Structural Error Correction
There are frequent cases when the same categories can be named differently (worse, when different categories have the same name): for example, in the open data of the Moscow government, construction data are presented quarterly, but the total volume for the year is signed as a year, and in some records are designated as 4th quarter. In this case, we restore the correct category values (if possible).
If you have to work with text data, then at least you need to carry out the following manipulations: remove spaces, remove all formatting, align the case, correct spelling errors.
Outlier removal
For machine learning tasks, the data in the sample should not contain outliers and be as standardized as possible, so unit limit values need to be deleted.
Missing Data Management
Working with missing data is one of the most difficult steps in clearing data. The absence of a part of the data, as a rule, is a problem for most algorithms, so you have to either not use records where a part of the data is missing, or try to restore the missing ones based on any assumptions about the nature of the data. At the same time, we understand that filling data gaps (no matter how sophisticated we do it) is not adding new information, but simply a crutch that allows you to use other information more efficiently. Both approaches are not so fire, because in any case, we lose information. However, the lack of data can be a signal in itself. For example, we examine refueling data and the lack of sensor data can be a clear sign of a violation.

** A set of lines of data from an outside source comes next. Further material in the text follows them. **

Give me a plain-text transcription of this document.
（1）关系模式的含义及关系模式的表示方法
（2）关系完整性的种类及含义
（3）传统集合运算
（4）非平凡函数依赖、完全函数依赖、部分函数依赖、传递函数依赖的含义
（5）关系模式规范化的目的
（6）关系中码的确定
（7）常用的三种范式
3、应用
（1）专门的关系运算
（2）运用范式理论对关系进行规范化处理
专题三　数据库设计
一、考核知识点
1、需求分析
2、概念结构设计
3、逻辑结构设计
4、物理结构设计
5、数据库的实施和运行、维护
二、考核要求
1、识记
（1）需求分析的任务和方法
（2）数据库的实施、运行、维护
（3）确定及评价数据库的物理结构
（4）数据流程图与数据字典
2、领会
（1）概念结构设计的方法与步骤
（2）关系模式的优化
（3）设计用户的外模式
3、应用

When working with categorical data, the best we can do with missing data of this type is to mark it as “missing”. This step actually involves adding a new categorical data class. A similar way is to deal with missing data of a numerical type: you need to somehow mark the missing data, for example, replace the missing data with zero. But you need to keep in mind that zero does not always fit. For example, our data are counter readings and the absence of readings cannot be confused with real zeros in the data values.
Data cleaning tools
As a rule, data cleaning is not a one-time event; most likely we will have to add new data to the sample, which will again have to be passed through the developed cleaning procedures. To optimize the process, it’s nice to use specialized applications (in addition to, of course, Excel 'I, which may also be useful), for example:
- Talend Data Preparation is a free desktop application with a visual interface that simplifies and automates data cleaning tasks: it allows you to build a custom data processing pipeline. You can use a variety of data sources with Talend, including csv files or Excel data.

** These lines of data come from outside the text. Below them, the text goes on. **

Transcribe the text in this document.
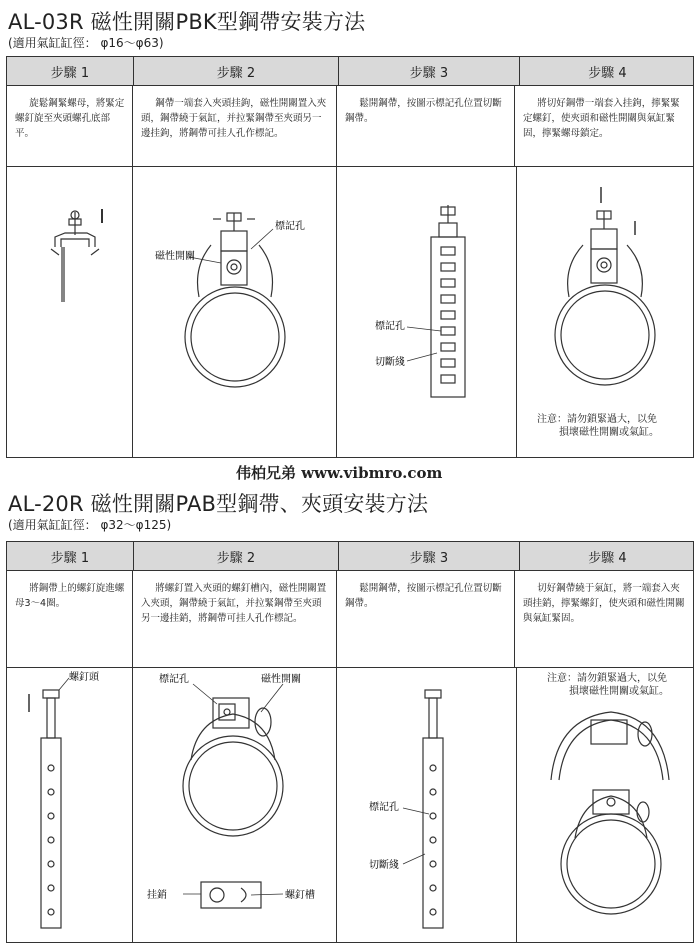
AL-03R 磁性開關PBK型鋼帶安裝方法
(適用氣缸缸徑： φ16～φ63)
步驟 1	步驟 2	步驟 3	步驟 4
旋鬆鋼緊螺母，將緊定螺釘旋至夾頭螺孔底部平。
鋼帶一端套入夾頭挂鉤，磁性開關置入夾頭，鋼帶繞于氣缸，并拉緊鋼帶至夾頭另一邊挂鉤，將鋼帶可挂人孔作標記。
鬆開鋼帶，按圖示標記孔位置切斷鋼帶。
將切好鋼帶一端套入挂鉤，擰緊緊定螺釘，使夾頭和磁性開關與氣缸緊固，擰緊螺母鎖定。
標記孔
磁性開關
標記孔
切斷綫
注意：請勿鎖緊過大，以免
損壞磁性開關或氣缸。
伟柏兄弟 www.vibmro.com
AL-20R 磁性開關PAB型鋼帶、夾頭安裝方法
(適用氣缸缸徑： φ32～φ125)
步驟 1	步驟 2	步驟 3	步驟 4
將鋼帶上的螺釘旋進螺母3～4圈。
將螺釘置入夾頭的螺釘槽內，磁性開關置入夾頭，鋼帶繞于氣缸，并拉緊鋼帶至夾頭另一邊挂銷，將鋼帶可挂人孔作標記。
鬆開鋼帶，按圖示標記孔位置切斷鋼帶。
切好鋼帶繞于氣缸，將一端套入夾頭挂銷，擰緊螺釘，使夾頭和磁性開關與氣缸緊固。
螺釘頭	標記孔	磁性開關
挂銷	螺釘槽
標記孔
切斷綫
注意：請勿鎖緊過大，以免
損壞磁性開關或氣缸。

- OpenRefine This tool used to be called Google Refine or Freebase Gridworks. Now OpenRefine is a popular desktop application for cleaning and converting data formats.

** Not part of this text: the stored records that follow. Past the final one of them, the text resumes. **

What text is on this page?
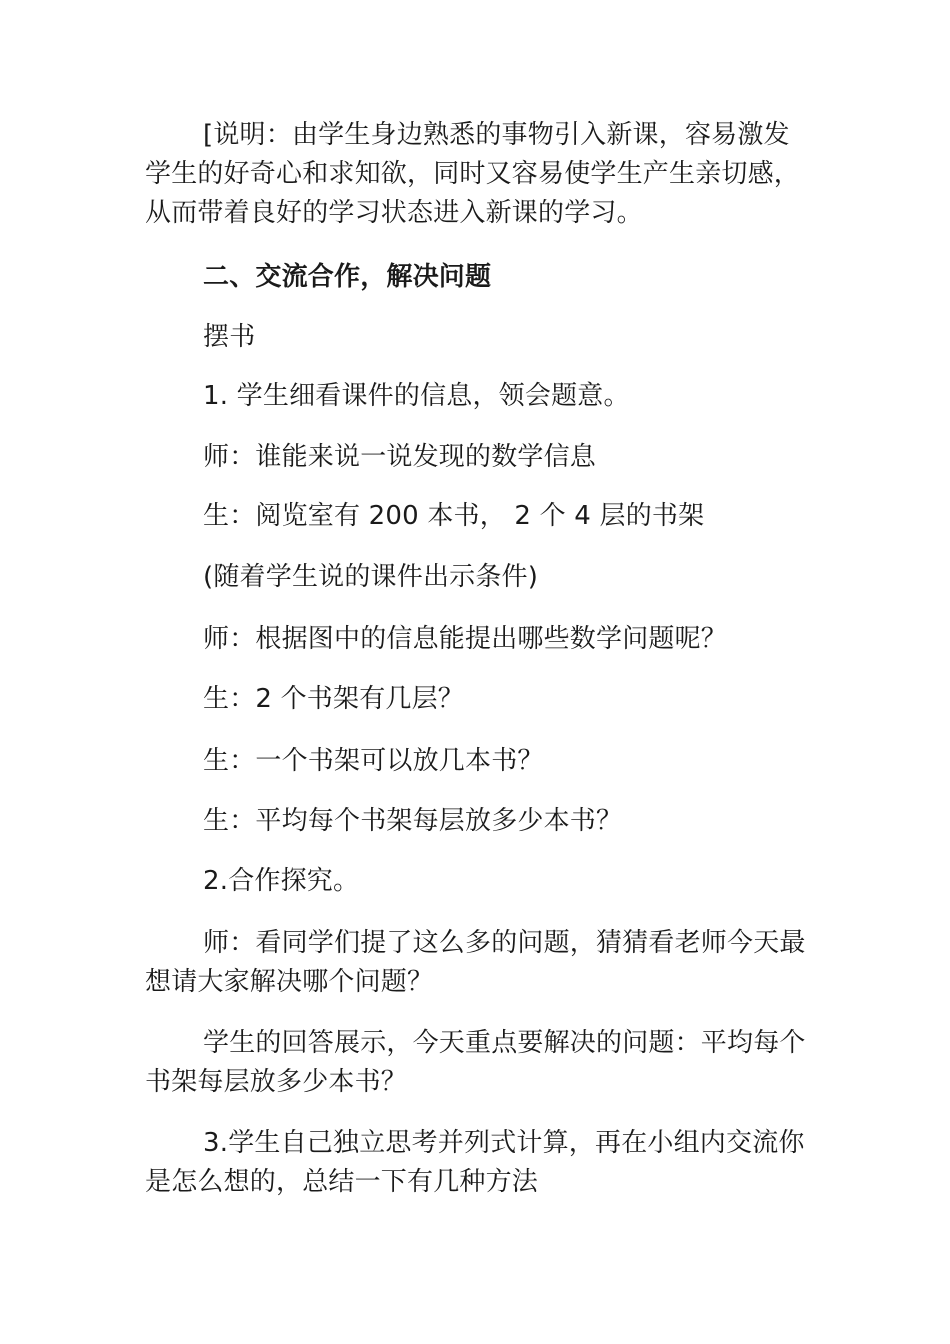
[说明：由学生身边熟悉的事物引入新课，容易激发学生的好奇心和求知欲，同时又容易使学生产生亲切感，从而带着良好的学习状态进入新课的学习。

二、交流合作，解决问题

摆书

1. 学生细看课件的信息，领会题意。

师：谁能来说一说发现的数学信息

生：阅览室有 200 本书， 2 个 4 层的书架

(随着学生说的课件出示条件)

师：根据图中的信息能提出哪些数学问题呢？

生：2 个书架有几层？

生：一个书架可以放几本书？

生：平均每个书架每层放多少本书？

2.合作探究。

师：看同学们提了这么多的问题，猜猜看老师今天最想请大家解决哪个问题？

学生的回答展示，今天重点要解决的问题：平均每个书架每层放多少本书？

3.学生自己独立思考并列式计算，再在小组内交流你是怎么想的，总结一下有几种方法
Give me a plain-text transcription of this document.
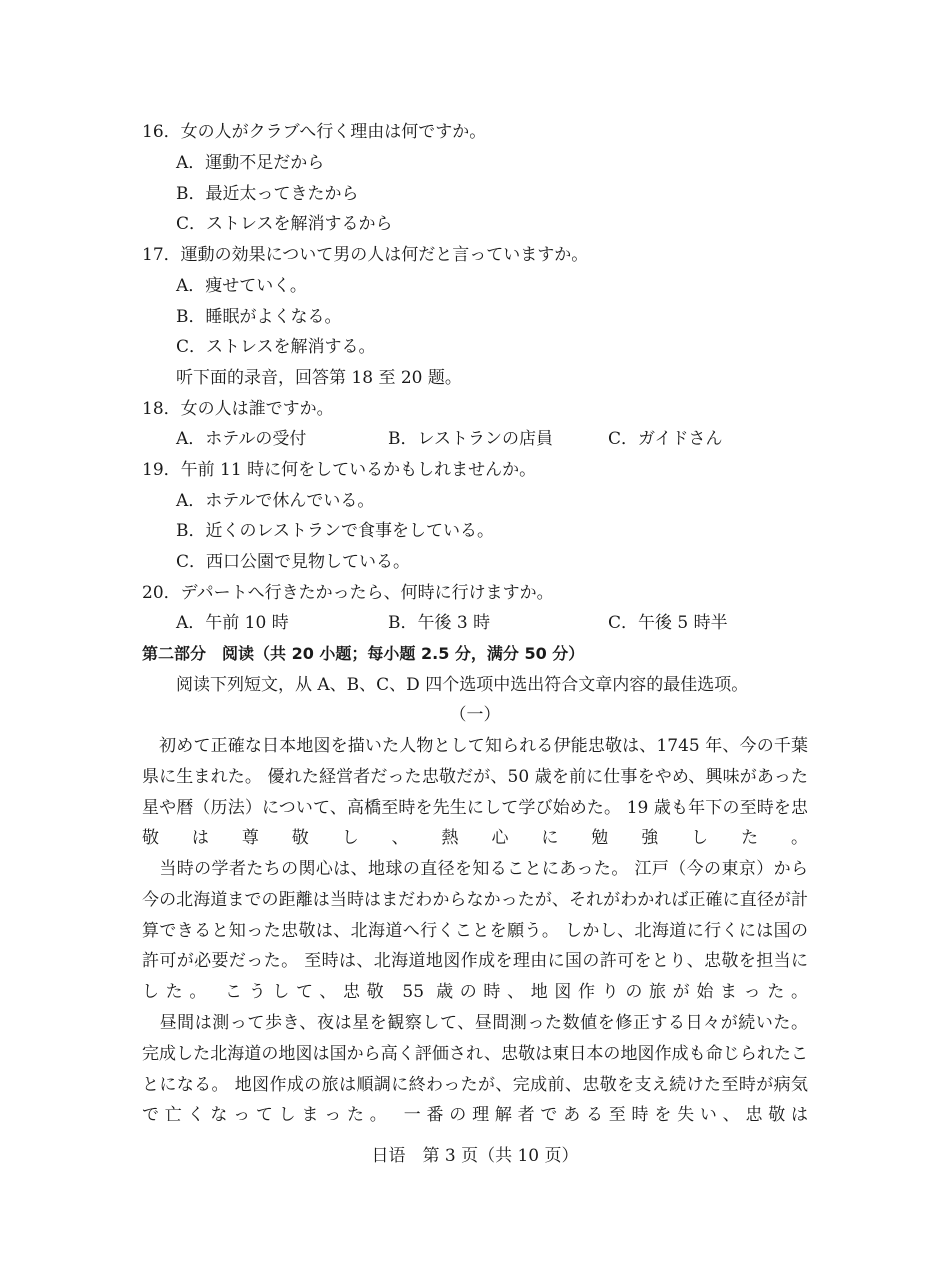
16．女の人がクラブへ行く理由は何ですか。
A．運動不足だから
B．最近太ってきたから
C．ストレスを解消するから
17．運動の効果について男の人は何だと言っていますか。
A．痩せていく。
B．睡眠がよくなる。
C．ストレスを解消する。
听下面的录音，回答第 18 至 20 题。
18．女の人は誰ですか。
A．ホテルの受付	B．レストランの店員	C．ガイドさん
19．午前 11 時に何をしているかもしれませんか。
A．ホテルで休んでいる。
B．近くのレストランで食事をしている。
C．西口公園で見物している。
20．デパートへ行きたかったら、何時に行けますか。
A．午前 10 時	B．午後 3 時	C．午後 5 時半
第二部分　阅读（共 20 小题；每小题 2.5 分，满分 50 分）
阅读下列短文，从 A、B、C、D 四个选项中选出符合文章内容的最佳选项。
（一）
　初めて正確な日本地図を描いた人物として知られる伊能忠敬は、1745 年、今の千葉県に生まれた。 優れた経営者だった忠敬だが、50 歳を前に仕事をやめ、興味があった星や暦（历法）について、高橋至時を先生にして学び始めた。 19 歳も年下の至時を忠敬は尊敬し、熱心に勉強した。
　当時の学者たちの関心は、地球の直径を知ることにあった。 江戸（今の東京）から今の北海道までの距離は当時はまだわからなかったが、それがわかれば正確に直径が計算できると知った忠敬は、北海道へ行くことを願う。 しかし、北海道に行くには国の許可が必要だった。 至時は、北海道地図作成を理由に国の許可をとり、忠敬を担当にした。 こうして、忠敬 55 歳の時、地図作りの旅が始まった。
　昼間は測って歩き、夜は星を観察して、昼間測った数値を修正する日々が続いた。 完成した北海道の地図は国から高く評価され、忠敬は東日本の地図作成も命じられたことになる。 地図作成の旅は順調に終わったが、完成前、忠敬を支え続けた至時が病気で亡くなってしまった。 一番の理解者である至時を失い、忠敬は
日语　第 3 页（共 10 页）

- Trifacta Wrangler - a desktop application that allows you to work with complex data types, is also useful for exploratory data analysis. It does not require special user training.
Well, of course, the data cleaning pipeline can be implemented in any convenient programming language - from Python to Scala, the main thing is that the processing takes an acceptable time.
And finally ...
After we cleaned and transformed the data, it may turn out that the data is somehow not enough, so it’s normal if you have to return to the step of obtaining data from this stage, add more values to the selection, or search for new data sources. This is normal.
Conclusion
Yes, data preparation is not an easy task, sometimes even painful, but the efforts spent at this stage will return a hundredfold when starting the model: there are cases when even simple models quickly show excellent results and require minimal calibration if they work on well-prepared data.
Hope the article was helpful.
PS: The products used for illustrations were not harmed, but were used for their intended purpose!